Un día, cuando tenía dieciséis, mi padre, borracho, me dio una hostia y me puso un ojo morado. Me recriminaba no tener amigos y que, por mi culpa, mi hermana se tiraba a medio barrio. Todos los tíos iban detrás de ella, ¿y por qué? Porque no podían tenerme a mí. Yo no entendía nada. Me puse un antifaz para ocultar el ojo y fue la primera vez que unos chicos me cortejaron en la discoteca. Me colocaron drogas en la bebida y me llevaron a los lavabos para que les hiciera una paja. No sé si eso puede llamarse contacto con la realidad. Entonces descubrí que había dos mundos: uno falso, en el que vivía yo, donde la realidad es como deslizarse por una pista de hielo que lleva irremisiblemente a un gélido agujero negro, y otro verdadero, más cálido, en el que adquieren sentido las emociones. Yo las tenía menguadas, acostumbrada a los tortazos de mi padre y a que nadie me hiciera caso, y de pronto saltaban allí, con el esperma de los muchachos, como si un asteroide se hubiera estrellado contra la nave en la que viajaba congelada. De pronto, me despierto y me veo obligada a aterrizar en un planeta desconocido, el miedo me hace recuperar la razón, me arranco los trozos de metralla que me mantenían atrapada en el coma y renazco como lo que parecía ser, ¿una puta tal vez? Hasta que me quito el antifaz y todos se apartan de nuevo. Cuando, con dieciocho, participo en la película, nadie se ha atrevido todavía con mi cuerpo, pero en los foros mis manos se han viralizado.

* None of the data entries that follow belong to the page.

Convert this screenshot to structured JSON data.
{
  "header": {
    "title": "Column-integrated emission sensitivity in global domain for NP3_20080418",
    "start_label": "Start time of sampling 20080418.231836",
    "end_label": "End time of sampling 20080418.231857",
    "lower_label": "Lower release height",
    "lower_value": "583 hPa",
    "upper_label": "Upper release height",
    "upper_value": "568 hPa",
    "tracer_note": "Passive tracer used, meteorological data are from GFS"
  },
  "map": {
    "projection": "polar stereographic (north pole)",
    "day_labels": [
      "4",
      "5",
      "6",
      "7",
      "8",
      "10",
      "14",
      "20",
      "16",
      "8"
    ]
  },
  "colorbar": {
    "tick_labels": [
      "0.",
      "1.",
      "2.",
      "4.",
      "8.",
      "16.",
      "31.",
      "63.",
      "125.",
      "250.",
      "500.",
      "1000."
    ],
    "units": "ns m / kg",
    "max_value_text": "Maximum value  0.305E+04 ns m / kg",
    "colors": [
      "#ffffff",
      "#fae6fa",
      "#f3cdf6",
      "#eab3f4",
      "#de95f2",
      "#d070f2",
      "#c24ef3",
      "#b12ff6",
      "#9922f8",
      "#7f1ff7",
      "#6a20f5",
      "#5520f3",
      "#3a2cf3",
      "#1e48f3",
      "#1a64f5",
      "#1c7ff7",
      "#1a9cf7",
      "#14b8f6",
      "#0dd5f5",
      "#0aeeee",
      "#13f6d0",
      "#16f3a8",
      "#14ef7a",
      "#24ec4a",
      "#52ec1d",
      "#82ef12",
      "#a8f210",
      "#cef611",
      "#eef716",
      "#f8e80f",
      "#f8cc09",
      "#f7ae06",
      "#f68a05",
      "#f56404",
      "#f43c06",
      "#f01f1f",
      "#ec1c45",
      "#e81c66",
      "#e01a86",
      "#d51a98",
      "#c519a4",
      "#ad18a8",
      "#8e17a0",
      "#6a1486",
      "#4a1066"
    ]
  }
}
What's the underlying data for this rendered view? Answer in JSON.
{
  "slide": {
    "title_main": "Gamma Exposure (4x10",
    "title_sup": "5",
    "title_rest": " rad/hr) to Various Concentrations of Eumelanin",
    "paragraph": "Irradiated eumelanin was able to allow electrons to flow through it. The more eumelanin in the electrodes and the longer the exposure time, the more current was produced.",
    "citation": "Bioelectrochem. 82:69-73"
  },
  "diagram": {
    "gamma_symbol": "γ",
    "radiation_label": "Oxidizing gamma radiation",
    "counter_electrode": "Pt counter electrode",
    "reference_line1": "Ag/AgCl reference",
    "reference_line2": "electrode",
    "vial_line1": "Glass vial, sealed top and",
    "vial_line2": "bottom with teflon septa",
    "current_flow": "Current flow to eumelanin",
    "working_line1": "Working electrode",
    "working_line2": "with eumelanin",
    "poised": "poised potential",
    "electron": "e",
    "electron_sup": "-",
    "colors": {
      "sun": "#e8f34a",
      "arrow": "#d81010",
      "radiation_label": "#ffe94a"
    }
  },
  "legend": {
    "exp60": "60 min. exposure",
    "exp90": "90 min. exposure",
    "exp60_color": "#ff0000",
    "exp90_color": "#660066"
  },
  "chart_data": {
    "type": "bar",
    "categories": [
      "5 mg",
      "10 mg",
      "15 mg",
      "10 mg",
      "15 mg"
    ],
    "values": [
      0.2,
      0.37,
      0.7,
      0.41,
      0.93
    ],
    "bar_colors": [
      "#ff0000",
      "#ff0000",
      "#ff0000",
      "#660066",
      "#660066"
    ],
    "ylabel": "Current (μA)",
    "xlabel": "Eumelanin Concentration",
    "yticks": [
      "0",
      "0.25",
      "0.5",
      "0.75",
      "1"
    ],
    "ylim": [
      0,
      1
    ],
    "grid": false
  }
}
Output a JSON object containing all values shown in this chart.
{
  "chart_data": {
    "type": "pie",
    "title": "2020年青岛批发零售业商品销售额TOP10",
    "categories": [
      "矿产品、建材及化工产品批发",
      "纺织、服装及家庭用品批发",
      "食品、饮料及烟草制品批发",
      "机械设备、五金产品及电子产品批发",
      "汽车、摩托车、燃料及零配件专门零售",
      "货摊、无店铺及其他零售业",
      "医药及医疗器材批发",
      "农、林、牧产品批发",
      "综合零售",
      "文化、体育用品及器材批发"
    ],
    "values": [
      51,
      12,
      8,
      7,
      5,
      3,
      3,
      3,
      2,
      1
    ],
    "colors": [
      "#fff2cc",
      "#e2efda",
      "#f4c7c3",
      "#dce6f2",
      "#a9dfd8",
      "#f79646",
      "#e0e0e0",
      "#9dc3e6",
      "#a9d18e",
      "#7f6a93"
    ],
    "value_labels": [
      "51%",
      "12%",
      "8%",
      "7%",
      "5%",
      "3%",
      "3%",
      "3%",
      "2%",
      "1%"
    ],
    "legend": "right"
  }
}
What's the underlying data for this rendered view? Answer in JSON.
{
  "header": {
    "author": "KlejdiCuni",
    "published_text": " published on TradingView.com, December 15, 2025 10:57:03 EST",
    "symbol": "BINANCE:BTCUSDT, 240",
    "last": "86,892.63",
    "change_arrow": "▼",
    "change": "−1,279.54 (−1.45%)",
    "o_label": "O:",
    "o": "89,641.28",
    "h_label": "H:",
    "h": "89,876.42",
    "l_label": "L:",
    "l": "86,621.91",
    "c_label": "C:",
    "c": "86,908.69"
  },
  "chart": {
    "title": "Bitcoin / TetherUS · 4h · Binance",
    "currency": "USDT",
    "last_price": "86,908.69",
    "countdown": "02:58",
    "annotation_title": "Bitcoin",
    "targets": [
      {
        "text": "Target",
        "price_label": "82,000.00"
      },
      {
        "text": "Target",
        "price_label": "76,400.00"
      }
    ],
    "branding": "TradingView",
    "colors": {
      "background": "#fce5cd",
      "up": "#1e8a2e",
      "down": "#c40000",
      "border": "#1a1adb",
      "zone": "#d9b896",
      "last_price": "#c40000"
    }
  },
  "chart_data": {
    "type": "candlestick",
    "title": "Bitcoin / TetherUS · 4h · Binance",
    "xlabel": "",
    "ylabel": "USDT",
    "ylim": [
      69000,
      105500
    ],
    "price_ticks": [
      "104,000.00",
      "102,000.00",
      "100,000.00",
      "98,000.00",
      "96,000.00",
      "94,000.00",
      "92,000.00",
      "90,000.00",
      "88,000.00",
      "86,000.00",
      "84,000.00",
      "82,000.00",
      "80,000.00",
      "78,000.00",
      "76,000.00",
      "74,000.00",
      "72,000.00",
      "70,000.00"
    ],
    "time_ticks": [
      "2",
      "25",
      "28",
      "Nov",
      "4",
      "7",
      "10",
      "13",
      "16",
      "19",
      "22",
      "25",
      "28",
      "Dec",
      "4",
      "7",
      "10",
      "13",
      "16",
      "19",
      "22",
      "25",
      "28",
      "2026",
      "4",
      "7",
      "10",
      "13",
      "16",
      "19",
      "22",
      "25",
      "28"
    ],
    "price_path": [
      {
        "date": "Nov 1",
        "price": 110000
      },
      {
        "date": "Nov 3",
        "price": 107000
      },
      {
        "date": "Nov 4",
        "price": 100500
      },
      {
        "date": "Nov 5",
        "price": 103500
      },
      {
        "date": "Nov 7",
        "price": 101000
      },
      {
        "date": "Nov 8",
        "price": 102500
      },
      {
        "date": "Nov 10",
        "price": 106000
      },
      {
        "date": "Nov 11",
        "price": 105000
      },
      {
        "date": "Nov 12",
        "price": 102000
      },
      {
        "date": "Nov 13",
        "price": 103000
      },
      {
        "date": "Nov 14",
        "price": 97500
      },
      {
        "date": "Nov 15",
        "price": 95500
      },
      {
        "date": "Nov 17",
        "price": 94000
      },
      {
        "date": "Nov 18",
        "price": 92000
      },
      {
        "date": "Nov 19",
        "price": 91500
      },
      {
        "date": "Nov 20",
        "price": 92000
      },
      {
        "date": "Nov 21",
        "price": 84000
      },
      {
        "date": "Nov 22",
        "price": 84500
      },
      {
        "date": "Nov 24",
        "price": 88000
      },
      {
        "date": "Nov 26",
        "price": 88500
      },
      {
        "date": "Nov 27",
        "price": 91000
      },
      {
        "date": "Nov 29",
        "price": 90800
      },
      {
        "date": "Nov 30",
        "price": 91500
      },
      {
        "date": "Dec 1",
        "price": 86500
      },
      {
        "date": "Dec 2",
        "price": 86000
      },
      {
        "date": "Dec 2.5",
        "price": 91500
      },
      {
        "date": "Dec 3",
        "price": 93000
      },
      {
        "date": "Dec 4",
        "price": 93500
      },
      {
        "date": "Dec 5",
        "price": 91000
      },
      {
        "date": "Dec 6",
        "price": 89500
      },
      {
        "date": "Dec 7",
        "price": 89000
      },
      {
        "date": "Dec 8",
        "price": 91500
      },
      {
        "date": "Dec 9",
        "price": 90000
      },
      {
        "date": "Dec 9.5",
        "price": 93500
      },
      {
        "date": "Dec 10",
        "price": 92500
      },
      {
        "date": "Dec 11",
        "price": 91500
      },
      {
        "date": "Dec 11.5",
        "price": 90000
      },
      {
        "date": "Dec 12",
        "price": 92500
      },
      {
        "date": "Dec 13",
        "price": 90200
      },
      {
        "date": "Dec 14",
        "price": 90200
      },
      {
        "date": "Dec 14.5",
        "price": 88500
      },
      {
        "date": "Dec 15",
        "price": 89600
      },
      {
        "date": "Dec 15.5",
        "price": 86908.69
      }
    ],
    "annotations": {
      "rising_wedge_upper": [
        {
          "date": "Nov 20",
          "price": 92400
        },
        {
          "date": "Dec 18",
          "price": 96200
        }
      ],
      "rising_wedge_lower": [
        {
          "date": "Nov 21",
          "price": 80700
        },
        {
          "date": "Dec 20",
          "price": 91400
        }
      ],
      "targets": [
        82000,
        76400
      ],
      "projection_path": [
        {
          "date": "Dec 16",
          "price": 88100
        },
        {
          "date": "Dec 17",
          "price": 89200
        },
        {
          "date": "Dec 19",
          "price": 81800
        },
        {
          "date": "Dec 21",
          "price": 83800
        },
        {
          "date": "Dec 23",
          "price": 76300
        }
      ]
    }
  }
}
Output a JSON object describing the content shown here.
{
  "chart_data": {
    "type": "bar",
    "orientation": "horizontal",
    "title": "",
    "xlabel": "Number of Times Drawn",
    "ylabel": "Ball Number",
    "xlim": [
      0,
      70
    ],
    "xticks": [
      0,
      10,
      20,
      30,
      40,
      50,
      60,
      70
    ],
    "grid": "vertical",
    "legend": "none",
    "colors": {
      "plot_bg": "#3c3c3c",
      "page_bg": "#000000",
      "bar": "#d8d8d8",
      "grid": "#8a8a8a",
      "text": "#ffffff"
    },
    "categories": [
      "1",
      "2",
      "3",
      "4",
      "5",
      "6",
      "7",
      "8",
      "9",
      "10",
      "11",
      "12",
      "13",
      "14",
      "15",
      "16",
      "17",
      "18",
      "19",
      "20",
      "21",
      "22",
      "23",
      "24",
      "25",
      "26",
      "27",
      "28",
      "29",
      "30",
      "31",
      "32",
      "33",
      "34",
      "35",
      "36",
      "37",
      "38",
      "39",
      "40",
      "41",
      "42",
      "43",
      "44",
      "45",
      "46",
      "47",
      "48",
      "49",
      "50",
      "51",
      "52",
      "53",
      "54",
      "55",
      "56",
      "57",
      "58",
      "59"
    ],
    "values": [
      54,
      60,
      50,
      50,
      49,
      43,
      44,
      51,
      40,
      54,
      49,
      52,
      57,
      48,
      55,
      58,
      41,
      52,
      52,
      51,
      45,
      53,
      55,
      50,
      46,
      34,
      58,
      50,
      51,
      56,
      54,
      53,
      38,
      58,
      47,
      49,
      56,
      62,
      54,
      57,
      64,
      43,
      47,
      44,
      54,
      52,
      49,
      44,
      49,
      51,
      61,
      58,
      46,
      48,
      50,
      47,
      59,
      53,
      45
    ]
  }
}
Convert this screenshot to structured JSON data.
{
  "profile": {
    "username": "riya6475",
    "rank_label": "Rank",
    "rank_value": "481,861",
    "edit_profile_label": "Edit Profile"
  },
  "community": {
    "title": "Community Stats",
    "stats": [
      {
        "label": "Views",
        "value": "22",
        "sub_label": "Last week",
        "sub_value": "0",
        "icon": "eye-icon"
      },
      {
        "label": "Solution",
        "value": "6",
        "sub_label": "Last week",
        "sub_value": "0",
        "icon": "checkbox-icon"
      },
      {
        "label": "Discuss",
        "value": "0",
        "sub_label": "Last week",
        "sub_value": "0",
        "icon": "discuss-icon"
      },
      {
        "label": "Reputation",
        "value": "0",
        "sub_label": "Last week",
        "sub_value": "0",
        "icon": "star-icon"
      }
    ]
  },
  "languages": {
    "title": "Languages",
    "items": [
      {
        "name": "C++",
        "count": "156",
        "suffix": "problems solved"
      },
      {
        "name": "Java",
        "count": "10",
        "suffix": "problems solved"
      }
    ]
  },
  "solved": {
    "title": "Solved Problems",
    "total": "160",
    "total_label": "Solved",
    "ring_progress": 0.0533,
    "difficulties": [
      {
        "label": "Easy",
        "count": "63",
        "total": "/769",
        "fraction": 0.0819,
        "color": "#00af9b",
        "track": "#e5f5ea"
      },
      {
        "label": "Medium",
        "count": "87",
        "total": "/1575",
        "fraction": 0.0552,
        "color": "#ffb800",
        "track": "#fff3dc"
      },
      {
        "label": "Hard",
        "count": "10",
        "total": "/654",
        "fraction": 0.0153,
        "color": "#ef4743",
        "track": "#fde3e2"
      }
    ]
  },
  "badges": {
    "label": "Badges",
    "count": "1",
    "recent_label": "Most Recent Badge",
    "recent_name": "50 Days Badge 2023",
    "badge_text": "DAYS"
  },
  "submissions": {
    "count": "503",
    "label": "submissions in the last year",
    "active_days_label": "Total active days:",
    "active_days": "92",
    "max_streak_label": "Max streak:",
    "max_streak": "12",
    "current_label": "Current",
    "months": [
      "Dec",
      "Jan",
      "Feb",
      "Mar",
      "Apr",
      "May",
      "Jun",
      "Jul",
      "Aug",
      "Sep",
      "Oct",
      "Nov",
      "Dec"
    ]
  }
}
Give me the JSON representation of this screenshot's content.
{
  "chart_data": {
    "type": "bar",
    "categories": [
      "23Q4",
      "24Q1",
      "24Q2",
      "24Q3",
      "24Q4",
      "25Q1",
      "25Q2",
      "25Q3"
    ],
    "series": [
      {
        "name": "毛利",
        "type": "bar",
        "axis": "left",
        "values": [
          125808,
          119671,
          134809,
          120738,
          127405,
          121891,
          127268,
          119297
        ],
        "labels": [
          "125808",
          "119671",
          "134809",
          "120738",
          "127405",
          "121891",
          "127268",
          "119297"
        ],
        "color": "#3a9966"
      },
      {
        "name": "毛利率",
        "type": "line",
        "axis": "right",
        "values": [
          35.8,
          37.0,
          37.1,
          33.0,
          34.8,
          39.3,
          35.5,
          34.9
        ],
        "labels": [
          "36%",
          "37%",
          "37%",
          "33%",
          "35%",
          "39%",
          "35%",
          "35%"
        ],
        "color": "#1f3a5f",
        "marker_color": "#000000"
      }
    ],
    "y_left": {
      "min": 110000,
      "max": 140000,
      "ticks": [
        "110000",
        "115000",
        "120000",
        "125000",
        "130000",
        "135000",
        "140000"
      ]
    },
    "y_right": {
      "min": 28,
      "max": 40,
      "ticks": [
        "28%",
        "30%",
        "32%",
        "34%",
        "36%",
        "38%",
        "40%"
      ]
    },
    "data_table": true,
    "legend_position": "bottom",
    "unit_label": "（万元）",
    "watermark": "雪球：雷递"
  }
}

El director, que tiene novio, me mira de arriba abajo, pone cara de asco, no sabe qué ven en mí, aparte de que soy abrumadoramente guapa, y me invita a irme a vivir a su gran casa, ahora que soy mayor de edad, una casa por la que desfilan personas que viven vidas extrañas, que han decidido no reproducirse, pero sí cambiar de sexo o unirse al mismo sexo. Dicen que el mundo es un lugar lleno de dinosaurios cuyo único objetivo es poner huevos y seguir poblando el planeta con su descendencia. Si yo entraba a formar parte de su mundo, tenía que deshacerme de los ovarios.

Tomé la decisión con diecinueve años. Se lo dije a mi padre. Me dio otra de esas hostias que me obligan a llevar una máscara, pero esta vez no fui a la discoteca, sino a una de esas fiestas que organizaba el director de cine con sus amigos, donde me estrené con una de esas sustancias prohibidas que llaman ‘El Espíritu de Dios’. Por la noche, fue como si me hubieran arrancado toda la piel y me la hubieran vuelto a colocar después de dejar un rastro de sangre interminable, como si después de tomar aquella poción una bomba nuclear hubiera estallado en mi corazón, me hubiera reventado las neuronas, provocando emociones como supernovas que crean estrellas y planetas, tan profundas que atraviesan la tierra y salen por el otro extremo levantando el Himalaya, un amor tan hiriente y delicado como la hoja de papel que corta el ojo y la sensación de que mi cuerpo se había desmembrado como una flor cuyos pétalos salen volando cuando sopla el viento en un lugar maravilloso.